As with everything in the story of HIV, nothing is easy, simple or inexpensive. The issue of infant feeding, for instance, offers both possibilities and risks. In the UK, every woman with HIV is advised to use infant formula to feed her child, to avoid transmitting HIV through breast milk. In developing countries, however, those few pregnant women who do have access to testing, and subsequent access to nevirapine, are faced with difficult infant-feeding choices. Even if baby milk is available, it can be expensive. Access to clean water is essential, as is fuel to prepare feeds. There are also social obstacles; sometimes feeding newborn babies with infant formula is tantamount to declaring oneself HIV positive.
Coming to life: drug treatment
In the 19 years since AZT was identified, there has been remarkable progress in drug treatment for people with HIV. In 1995, a new class of HIV drugs, called protease inhibitors, was discovered. These, usually combined with two other anti-retrovirals, have proved to be highly effective at preventing HIV replication and thereby reversing the suppression of the immune system caused by HIV. Combination therapy converts fatal HIV into a chronic manageable condition such as diabetes.

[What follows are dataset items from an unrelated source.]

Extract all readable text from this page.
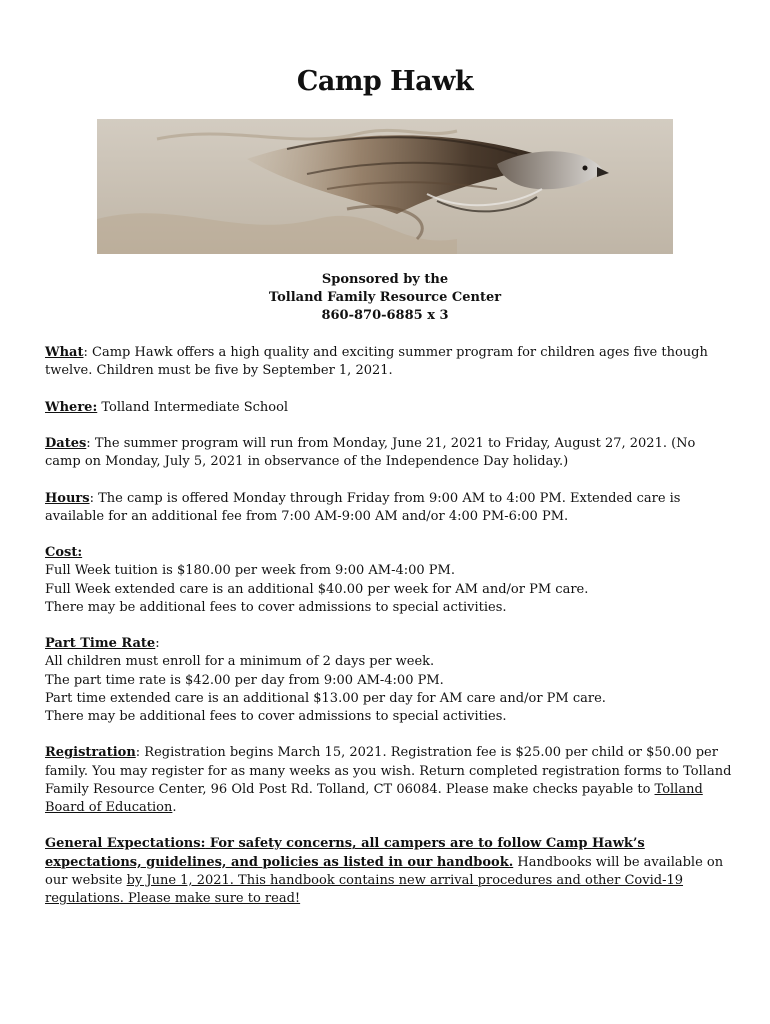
Camp Hawk
Sponsored by the
Tolland Family Resource Center
860-870-6885 x 3

What: Camp Hawk offers a high quality and exciting summer program for children ages five though twelve. Children must be five by September 1, 2021.

Where: Tolland Intermediate School

Dates: The summer program will run from Monday, June 21, 2021 to Friday, August 27, 2021. (No camp on Monday, July 5, 2021 in observance of the Independence Day holiday.)

Hours: The camp is offered Monday through Friday from 9:00 AM to 4:00 PM. Extended care is available for an additional fee from 7:00 AM-9:00 AM and/or 4:00 PM-6:00 PM.

Cost:
Full Week tuition is $180.00 per week from 9:00 AM-4:00 PM.
Full Week extended care is an additional $40.00 per week for AM and/or PM care.
There may be additional fees to cover admissions to special activities.

Part Time Rate:
All children must enroll for a minimum of 2 days per week.
The part time rate is $42.00 per day from 9:00 AM-4:00 PM.
Part time extended care is an additional $13.00 per day for AM care and/or PM care.
There may be additional fees to cover admissions to special activities.

Registration: Registration begins March 15, 2021. Registration fee is $25.00 per child or $50.00 per family. You may register for as many weeks as you wish. Return completed registration forms to Tolland Family Resource Center, 96 Old Post Rd. Tolland, CT 06084. Please make checks payable to Tolland Board of Education.

General Expectations: For safety concerns, all campers are to follow Camp Hawk’s expectations, guidelines, and policies as listed in our handbook. Handbooks will be available on our website by June 1, 2021. This handbook contains new arrival procedures and other Covid-19 regulations. Please make sure to read!
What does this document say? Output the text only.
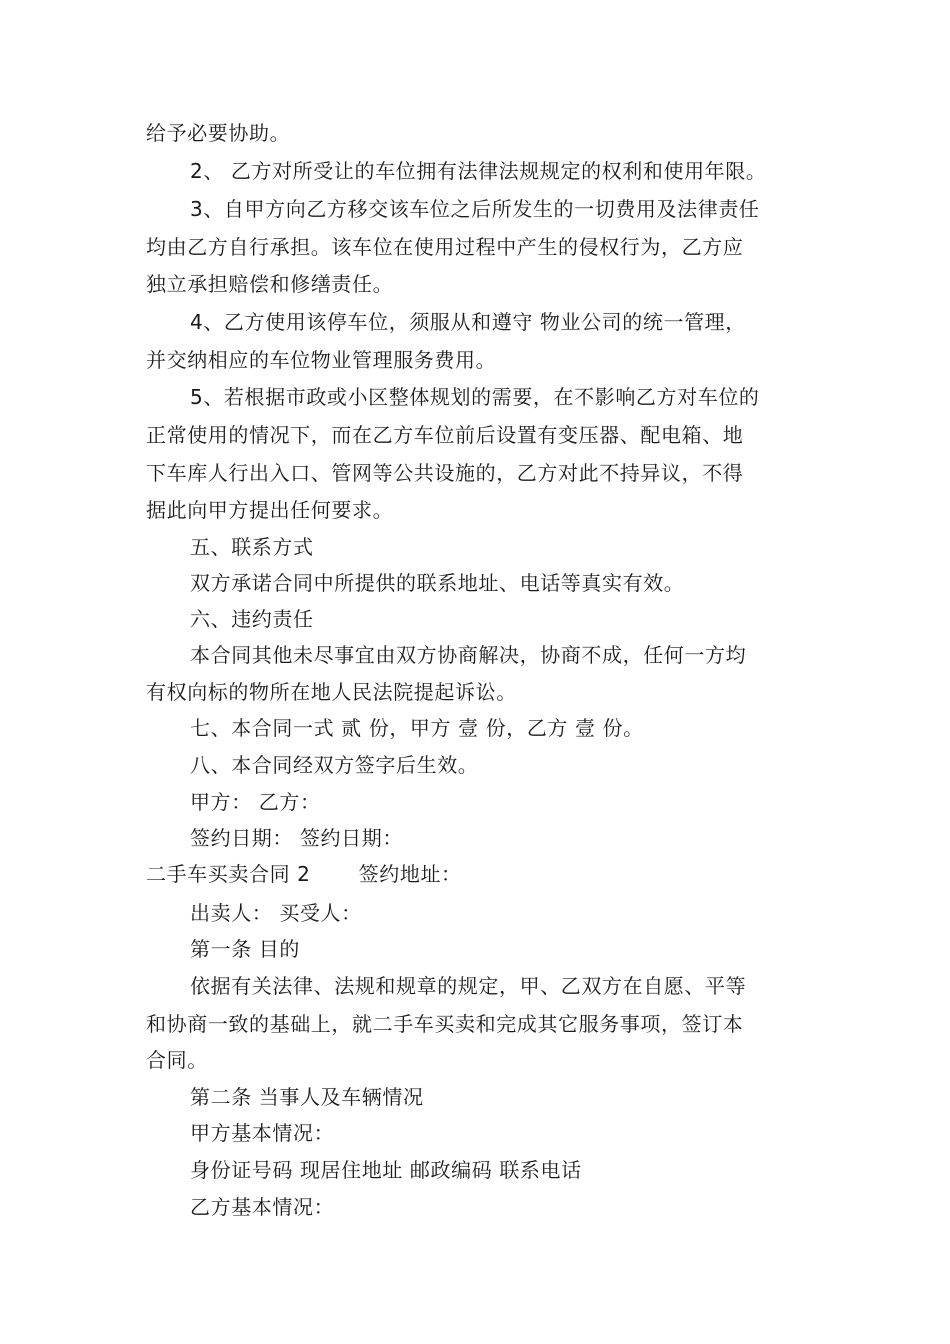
给予必要协助。
2、 乙方对所受让的车位拥有法律法规规定的权利和使用年限。
3、自甲方向乙方移交该车位之后所发生的一切费用及法律责任
均由乙方自行承担。该车位在使用过程中产生的侵权行为，乙方应
独立承担赔偿和修缮责任。
4、乙方使用该停车位，须服从和遵守 物业公司的统一管理，
并交纳相应的车位物业管理服务费用。
5、若根据市政或小区整体规划的需要，在不影响乙方对车位的
正常使用的情况下，而在乙方车位前后设置有变压器、配电箱、地
下车库人行出入口、管网等公共设施的，乙方对此不持异议，不得
据此向甲方提出任何要求。
五、联系方式
双方承诺合同中所提供的联系地址、电话等真实有效。
六、违约责任
本合同其他未尽事宜由双方协商解决，协商不成，任何一方均
有权向标的物所在地人民法院提起诉讼。
七、本合同一式 贰 份，甲方 壹 份，乙方 壹 份。
八、本合同经双方签字后生效。
甲方： 乙方：
签约日期： 签约日期：
二手车买卖合同 2　　 签约地址：
出卖人： 买受人：
第一条 目的
依据有关法律、法规和规章的规定，甲、乙双方在自愿、平等
和协商一致的基础上，就二手车买卖和完成其它服务事项，签订本
合同。
第二条 当事人及车辆情况
甲方基本情况：
身份证号码 现居住地址 邮政编码 联系电话
乙方基本情况：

By 1997, for the first time since the outbreak of the HIV epidemic, the number of HIV deaths in the US had dropped dramatically. The death rate in the UK also fell, and places like the London Lighthouse hospice closed residential units once used to care for those who were terminally ill with HIV.
Early HIV regimens were complex and often unpleasant. It was not uncommon for patients to take up to 20 tablets a day, often with different food restrictions, and the drugs sometimes had adverse effects and serious interactions. Today modifications of the earlier drugs have made them less toxic and combining drugs has made it possible to treat HIV with a single daily combination tablet. Although laboratory monitoring is preferred, lack of access to laboratory facilities – the norm in many parts of the world – is no longer seen as a barrier to using antiretroviral therapy.